1999 FAI Cup final
- Event: 1998–99 FAI Cup
| Bray Wanderers | Finn Harps |
| 2 | 1 |
- Bray won after two replays

Final
| Bray Wanderers | Finn Harps |
| 0 | 0 |
- Referee: John McDermott (all 3 matches)

Replay
| Bray Wanderers | Finn Harps |
| 2 | 2 |

2nd Replay
| Bray Wanderers | Finn Harps |
| 2 | 1 |

= 1999 FAI Cup final =

The 1999 FAI Cup final was the deciding match of the 1998–99 FAI Cup. Bray Wanderers and Finn Harps contested the final. Two replays were required before Bray Wanderers won the competition. The initial match finished 0-0. The first replay, which stood at 1-1 after 90 minutes, finished 2-2 after extra-time. Ahead of the second replay, the Football Association of Ireland announced that should the game again finish as a draw after extra-time, a penalty shoot-out would be played. However, this was not necessary as Bray won the second replay 2-1.

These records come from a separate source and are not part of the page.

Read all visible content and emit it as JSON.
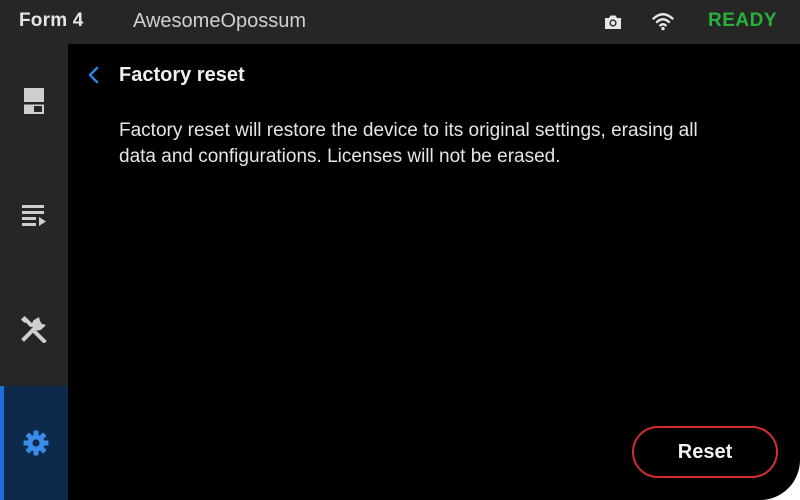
{
  "header": {
    "model": "Form 4",
    "printer_name": "AwesomeOpossum",
    "status": "READY",
    "status_color": "#27b33a",
    "icons": [
      "camera-icon",
      "wifi-icon"
    ]
  },
  "sidebar": {
    "items": [
      {
        "name": "printer",
        "icon": "printer-icon",
        "active": false
      },
      {
        "name": "queue",
        "icon": "queue-icon",
        "active": false
      },
      {
        "name": "tools",
        "icon": "tools-icon",
        "active": false
      },
      {
        "name": "settings",
        "icon": "gear-icon",
        "active": true
      }
    ],
    "active_color": "#1f6fd6"
  },
  "main": {
    "title": "Factory reset",
    "description": "Factory reset will restore the device to its original settings, erasing all data and configurations. Licenses will not be erased.",
    "reset_label": "Reset",
    "accent_color": "#1f6fd6",
    "danger_color": "#d32f2f"
  }
}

Charlie McGeever was Finn Harps manager. On the second of the three games, he said during an interview with the Sunday Independent in 2012: "It was like groundhog day. It was up to Dublin, play Bray, back home, up to Dublin again. Three times we came up to Dublin, and we left it behind us, especially the second day, when we were a goal up and 30 seconds left. Then we conceded a penalty, our 'keeper saved it, but they [Bray] got to the rebound first".